One section is a study of a Via Delarosa march by Indians that is
subtly intertwined with indigenous tradition. Hundreds of Indian
men retrace Christ's arduous road, all but the few Christ enactors
within their ranks walking on their haunches; that's right, hunched.
The road, the climb seem unending. There is definitely a rhythm
here. Like "Serenade"--the first ballet Balanchine created in America--there
is also a story, with rites. And canon!
"Serenade" ends
with the ballerina being hoisted on the shoulders of her comrades
and carried offstage. The prologue of "Que Viva Mexico!", at least
what we saw, is mostly taken up with bare-chested Indian males carrying
the casket of a fallen compatriot down a mountain.
But the heart
of what I saw last night--and the most dancey material--deals with
bull-fighting, gruesomely real and hokily imagined.
First we are
shown actual footage of a real bullfight. A picador gores a bull;
a bull gores a picador's horse. The matadors (? I get the human
sadists in the bull-ring mixed up) then poke the bull with banderoles
(these have flowers on one end, and hooked blades on the other),
which stick out of his skin as he continues to try to fight them.
Then we are treated to many takes each of various aspects of the
bullfight recreated by Eisenstein. We get a bull's eye perspective,
as we view the matador from atop an obviously phony bull's head,
seeing the matador from between his horns.
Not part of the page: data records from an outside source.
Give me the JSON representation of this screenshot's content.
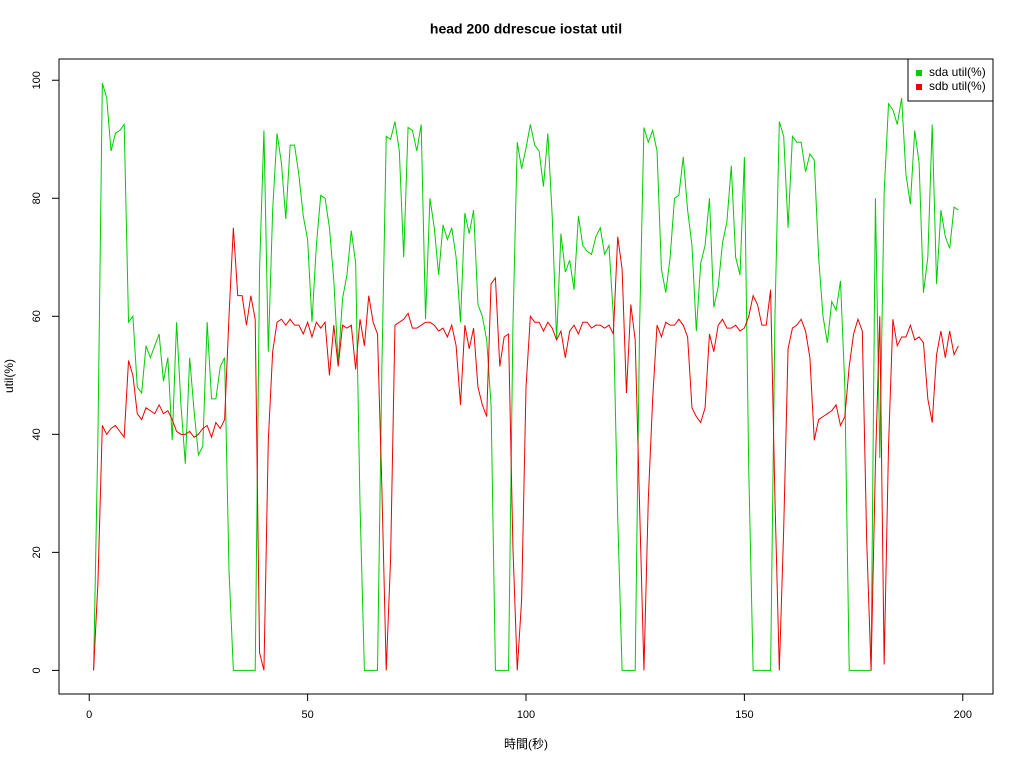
{
  "chart_data": {
    "type": "line",
    "title": "head 200 ddrescue iostat util",
    "x_label": "時間(秒)",
    "y_label": "util(%)",
    "x": [
      1,
      2,
      3,
      4,
      5,
      6,
      7,
      8,
      9,
      10,
      11,
      12,
      13,
      14,
      15,
      16,
      17,
      18,
      19,
      20,
      21,
      22,
      23,
      24,
      25,
      26,
      27,
      28,
      29,
      30,
      31,
      32,
      33,
      34,
      35,
      36,
      37,
      38,
      39,
      40,
      41,
      42,
      43,
      44,
      45,
      46,
      47,
      48,
      49,
      50,
      51,
      52,
      53,
      54,
      55,
      56,
      57,
      58,
      59,
      60,
      61,
      62,
      63,
      64,
      65,
      66,
      67,
      68,
      69,
      70,
      71,
      72,
      73,
      74,
      75,
      76,
      77,
      78,
      79,
      80,
      81,
      82,
      83,
      84,
      85,
      86,
      87,
      88,
      89,
      90,
      91,
      92,
      93,
      94,
      95,
      96,
      97,
      98,
      99,
      100,
      101,
      102,
      103,
      104,
      105,
      106,
      107,
      108,
      109,
      110,
      111,
      112,
      113,
      114,
      115,
      116,
      117,
      118,
      119,
      120,
      121,
      122,
      123,
      124,
      125,
      126,
      127,
      128,
      129,
      130,
      131,
      132,
      133,
      134,
      135,
      136,
      137,
      138,
      139,
      140,
      141,
      142,
      143,
      144,
      145,
      146,
      147,
      148,
      149,
      150,
      151,
      152,
      153,
      154,
      155,
      156,
      157,
      158,
      159,
      160,
      161,
      162,
      163,
      164,
      165,
      166,
      167,
      168,
      169,
      170,
      171,
      172,
      173,
      174,
      175,
      176,
      177,
      178,
      179,
      180,
      181,
      182,
      183,
      184,
      185,
      186,
      187,
      188,
      189,
      190,
      191,
      192,
      193,
      194,
      195,
      196,
      197,
      198,
      199
    ],
    "series": [
      {
        "name": "sda util(%)",
        "color": "#00cd00",
        "values": [
          0,
          40,
          99.5,
          97,
          88,
          91,
          91.5,
          92.5,
          59,
          60,
          48,
          47,
          55,
          53,
          55,
          57,
          49,
          53,
          39,
          59,
          45,
          35,
          53,
          44,
          36.5,
          38,
          59,
          46,
          46,
          51.5,
          53,
          17,
          0,
          0,
          0,
          0,
          0,
          0,
          68,
          91.5,
          54,
          78,
          91,
          86,
          76.5,
          89,
          89,
          84,
          77,
          73,
          59,
          72,
          80.5,
          80,
          75,
          66,
          52,
          63,
          67,
          74.5,
          69,
          28,
          0,
          0,
          0,
          0,
          51,
          90.5,
          90,
          93,
          88,
          70,
          92,
          91.5,
          88,
          92.5,
          59.5,
          80,
          75,
          67,
          75.5,
          73,
          75,
          70,
          59,
          77.5,
          74,
          78,
          62,
          60,
          56,
          45,
          0,
          0,
          0,
          0,
          58,
          89.5,
          85,
          88.5,
          92.5,
          89,
          88,
          82,
          91,
          77,
          56,
          74,
          67.5,
          69.5,
          64.5,
          77,
          72,
          71,
          70.5,
          73.5,
          75,
          70.5,
          72,
          60,
          26,
          0,
          0,
          0,
          0,
          58,
          92,
          89.5,
          91.5,
          88,
          68,
          64,
          70,
          80,
          80.5,
          87,
          78,
          72,
          57.5,
          69,
          72,
          80,
          61.5,
          65,
          72.5,
          76,
          85.5,
          70,
          67,
          87,
          34,
          0,
          0,
          0,
          0,
          0,
          60,
          93,
          90.5,
          75,
          90.5,
          89.5,
          89.5,
          84.5,
          87.5,
          86.5,
          70,
          60,
          55.5,
          62.5,
          61,
          66,
          48,
          0,
          0,
          0,
          0,
          0,
          0,
          80,
          36,
          81,
          96,
          95,
          92.5,
          97,
          84,
          79,
          91.5,
          86,
          64,
          70,
          92.5,
          65.5,
          78,
          73.5,
          71.5,
          78.5,
          78
        ]
      },
      {
        "name": "sdb util(%)",
        "color": "#ee0000",
        "values": [
          0,
          15,
          41.5,
          40,
          41,
          41.5,
          40.5,
          39.5,
          52.5,
          50,
          43.5,
          42.5,
          44.5,
          44,
          43.5,
          45,
          43.5,
          44,
          42.5,
          40.5,
          40,
          40,
          40.5,
          39.5,
          40,
          41,
          41.5,
          39.5,
          42,
          41,
          42.5,
          60,
          75,
          63.5,
          63.5,
          58.5,
          63.5,
          59.5,
          3,
          0,
          39,
          54,
          59,
          59.5,
          58.5,
          59.5,
          58.5,
          58.5,
          57,
          59,
          56.5,
          59,
          58,
          59,
          50,
          58.5,
          51.5,
          58.5,
          58,
          58.5,
          51,
          59.5,
          55,
          63.5,
          59,
          57,
          31,
          0,
          19,
          58.5,
          59,
          59.5,
          60.5,
          58,
          58,
          58.5,
          59,
          59,
          58.5,
          57.5,
          58,
          56.5,
          58.5,
          55,
          45,
          58.5,
          54.5,
          58,
          48,
          45,
          43,
          65.5,
          66.5,
          51.5,
          56.5,
          57,
          21,
          0,
          12,
          48,
          60,
          59,
          59,
          57.5,
          59,
          58,
          56,
          57.5,
          53,
          57.5,
          58.5,
          57,
          59,
          59,
          58,
          58.5,
          58.5,
          58,
          58.5,
          57,
          73.5,
          68,
          47,
          62,
          56,
          28,
          0,
          29,
          46,
          58.5,
          56.5,
          59,
          58.5,
          58.5,
          59.5,
          58.5,
          56.5,
          44.5,
          43,
          42,
          44.5,
          57,
          54,
          58.5,
          59.5,
          58,
          58,
          58.5,
          57.5,
          58,
          60,
          63.5,
          62,
          58.5,
          58.5,
          64.5,
          29,
          0,
          24,
          54.5,
          58,
          58.5,
          59.5,
          57.5,
          53,
          39,
          42.5,
          43,
          43.5,
          44,
          45,
          41.5,
          43,
          51.5,
          57,
          59.5,
          57.5,
          22,
          0,
          35,
          60,
          1,
          38,
          59.5,
          55,
          56.5,
          56.5,
          58.5,
          56,
          56.5,
          55.5,
          46,
          42,
          53.5,
          57.5,
          53,
          57.5,
          53.5,
          55
        ]
      }
    ],
    "xlim": [
      -6.92,
      206.92
    ],
    "ylim": [
      -4,
      103.6
    ],
    "xticks": [
      0,
      50,
      100,
      150,
      200
    ],
    "yticks": [
      0,
      20,
      40,
      60,
      80,
      100
    ],
    "legend": "top-right"
  }
}
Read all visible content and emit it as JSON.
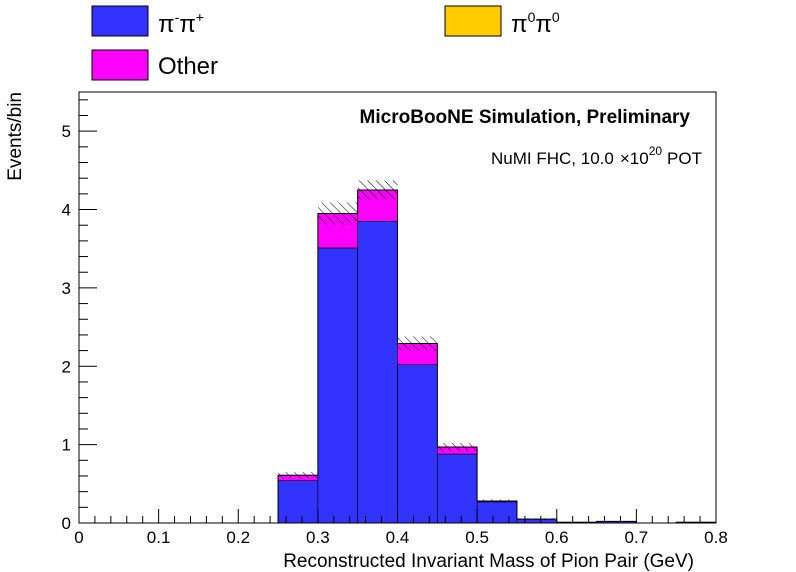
{
  "chart_data": {
    "type": "bar",
    "stacked": true,
    "title": "",
    "xlabel": "Reconstructed Invariant Mass of Pion Pair (GeV)",
    "ylabel": "Events/bin",
    "xlim": [
      0,
      0.8
    ],
    "ylim": [
      0,
      5.5
    ],
    "x_ticks": [
      "0",
      "0.1",
      "0.2",
      "0.3",
      "0.4",
      "0.5",
      "0.6",
      "0.7",
      "0.8"
    ],
    "y_ticks": [
      "0",
      "1",
      "2",
      "3",
      "4",
      "5"
    ],
    "bin_edges": [
      0.25,
      0.3,
      0.35,
      0.4,
      0.45,
      0.5,
      0.55,
      0.6,
      0.65,
      0.7,
      0.75,
      0.8
    ],
    "series": [
      {
        "name": "π-π+",
        "name_base": "π",
        "name_sup1": "-",
        "name_mid": "π",
        "name_sup2": "+",
        "color": "#3333ff",
        "values": [
          0.54,
          3.51,
          3.85,
          2.02,
          0.88,
          0.27,
          0.05,
          0.01,
          0.02,
          0.0,
          0.01
        ]
      },
      {
        "name": "π0π0",
        "name_base": "π",
        "name_sup1": "0",
        "name_mid": "π",
        "name_sup2": "0",
        "color": "#ffcc00",
        "values": [
          0,
          0,
          0,
          0,
          0,
          0,
          0,
          0,
          0,
          0,
          0
        ]
      },
      {
        "name": "Other",
        "color": "#ff00ff",
        "values": [
          0.07,
          0.44,
          0.4,
          0.27,
          0.09,
          0.01,
          0.0,
          0.0,
          0.0,
          0.0,
          0.0
        ]
      }
    ],
    "uncertainty": [
      0.04,
      0.14,
      0.12,
      0.09,
      0.05,
      0.02,
      0.01,
      0.0,
      0.0,
      0.0,
      0.0
    ],
    "annotations": {
      "simulation": "MicroBooNE Simulation, Preliminary",
      "pot_prefix": "NuMI FHC, 10.0",
      "pot_times": "×10",
      "pot_exp": "20",
      "pot_suffix": "POT"
    },
    "legend_placement": "top",
    "grid": false
  }
}
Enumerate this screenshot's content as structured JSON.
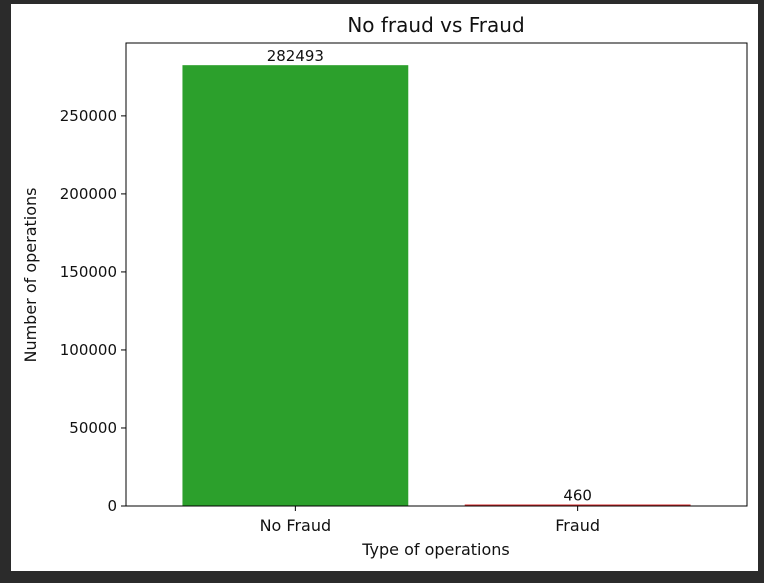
{
  "chart_data": {
    "type": "bar",
    "title": "No fraud vs Fraud",
    "xlabel": "Type of operations",
    "ylabel": "Number of operations",
    "categories": [
      "No Fraud",
      "Fraud"
    ],
    "values": [
      282493,
      460
    ],
    "data_labels": [
      "282493",
      "460"
    ],
    "bar_colors": [
      "#2ca02c",
      "#d62728"
    ],
    "ylim": [
      0,
      296700
    ],
    "yticks": [
      0,
      50000,
      100000,
      150000,
      200000,
      250000
    ],
    "ytick_labels": [
      "0",
      "50000",
      "100000",
      "150000",
      "200000",
      "250000"
    ],
    "grid": false,
    "legend": "none"
  }
}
Truly comic fodder, as
is a surprisingly modern sequence in which a dapper and obviously
older, and light-skinned, male spectator, dallies with a dark-skinned
younger man.
The most purely
balletic section is the lengthy footage of the paso mariposa (or
butterfly pass) to which, a subtitle explains, Eisenstein "planned
to give...special attention," perhaps "for its resemblance to ballet."
One can see why: The bullfighter, facing his quarry, splays his
cape behind him so that he appears to have wings on either side.
He flits back and forth with lots of fancy footwork, moving backwards
as the bull charges, then whips the cape over the head of the animal--who
also dances. It's total ballet. (Eisenstein's plan was to have Dmitri
Shostakovich score this film, to Indian and Latin themes. One can
imagine how splendidly the Russian composer would have treated this
intense section.)
Indeed, in a
very human sense, the footage I saw indicates that much of this
film is very balletic. Prior to seeing it, I wasn't necessarily
expecting a dance film; even such a ballet monument as Lincoln Kirstein
has a right to have other interests, after all. And, as a non-dancer
involved in dance, it's Kirstein's very catholicity of passionate
pursuits that appeals to me. But I don't think it's too much of
an extrapolation to guess that, as he sat with Eisenstein and his
colleagues in that small projection room in 1932, at least one of
the reasons Kirstein found "Que Viva Mexico!" "an absorbing experience"
was Eisenstein's capturing of how movement expresses culture. This
same belief, I would guess, would seventeen years later help convince
Kirstein of the need for a New York City Ballet--for American culture
to be expressed through movement as well.